The sheer surprise, the punch of Borat‘s gone, and the moments where the sequel tries to chase that madcap, uncomfortable glory feel limper than they should. Not to say that the plot-heavier moments are better; when it’s just Cohen and Bakalova on screen, the disarming sweetness of their chemistry pulls us through (and when Tutar is left alone with a “babysitter” who riffs hilariously off her repressed understanding of women’s rights and anatomy). But the resolution to Borat 2‘s ‘plot’ is tedious and perfunctory at best, even as it flirts with the heartwarming.
But those moments where Cohen and co. are truly able to speak troll to power still carry a visceral thrill, like when he carries a dolled-up Tutar across the floor at this year’s CPAC while dressed in a Trump suit to give to Pence. (Pence, meanwhile, offers snide assurances that they’ve got COVID under control; oh, how little we knew.) Even Rudy Giuliani gets in on the action, Bakalova and Cohen toying with him in the most uncomfortable, potentially-incriminating-depending-on-how-you-screencap-it scenario you could imagine. Suffice to say, they more or less catch Rudy with his pants down.

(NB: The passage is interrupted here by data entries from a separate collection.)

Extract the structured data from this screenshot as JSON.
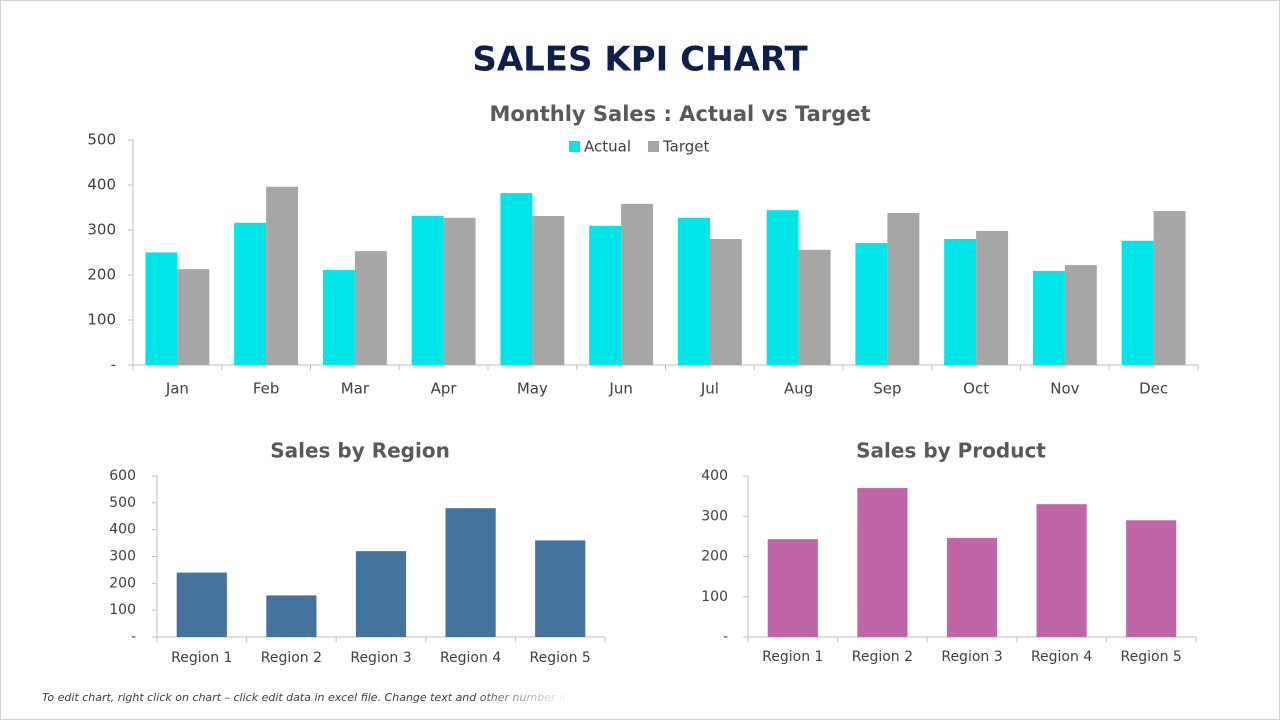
{
  "title": "SALES KPI CHART",
  "chart_data": [
    {
      "type": "bar",
      "title": "Monthly Sales : Actual vs Target",
      "categories": [
        "Jan",
        "Feb",
        "Mar",
        "Apr",
        "May",
        "Jun",
        "Jul",
        "Aug",
        "Sep",
        "Oct",
        "Nov",
        "Dec"
      ],
      "series": [
        {
          "name": "Actual",
          "color": "#00e5e8",
          "values": [
            250,
            316,
            211,
            331,
            382,
            309,
            327,
            344,
            271,
            280,
            209,
            276
          ]
        },
        {
          "name": "Target",
          "color": "#a6a6a6",
          "values": [
            213,
            396,
            253,
            327,
            331,
            358,
            280,
            256,
            338,
            298,
            222,
            342
          ]
        }
      ],
      "ylim": [
        0,
        500
      ],
      "yticks": [
        {
          "value": 0,
          "label": "-"
        },
        100,
        200,
        300,
        400,
        500
      ],
      "legend": "top",
      "grid": false
    },
    {
      "type": "bar",
      "title": "Sales by Region",
      "categories": [
        "Region 1",
        "Region 2",
        "Region 3",
        "Region 4",
        "Region 5"
      ],
      "values": [
        240,
        155,
        320,
        480,
        360
      ],
      "color": "#44749d",
      "ylim": [
        0,
        600
      ],
      "yticks": [
        {
          "value": 0,
          "label": "-"
        },
        100,
        200,
        300,
        400,
        500,
        600
      ],
      "grid": false
    },
    {
      "type": "bar",
      "title": "Sales by Product",
      "categories": [
        "Region 1",
        "Region 2",
        "Region 3",
        "Region 4",
        "Region 5"
      ],
      "values": [
        243,
        370,
        246,
        330,
        290
      ],
      "color": "#c065a8",
      "ylim": [
        0,
        400
      ],
      "yticks": [
        {
          "value": 0,
          "label": "-"
        },
        100,
        200,
        300,
        400
      ],
      "grid": false
    }
  ],
  "footer": "To edit chart, right click on chart – click edit data in excel file. Change text and other number in"
}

By dint of its very existence in our modern hellscape, Borat Subsequent Moviefilm just can’t recapture the spontaneous magic of the original. But it’s still worth a watch, if only for the vicarious realization that other people see the madness that’s going on around us — even if just pointing it out isn’t enough anymore. Lord hopes that, in two agonizing weeks, we do something about it. (Vote.)
Borat Subsequent Moviefilm will make entertainments for America on Amazon Primes October 23rd.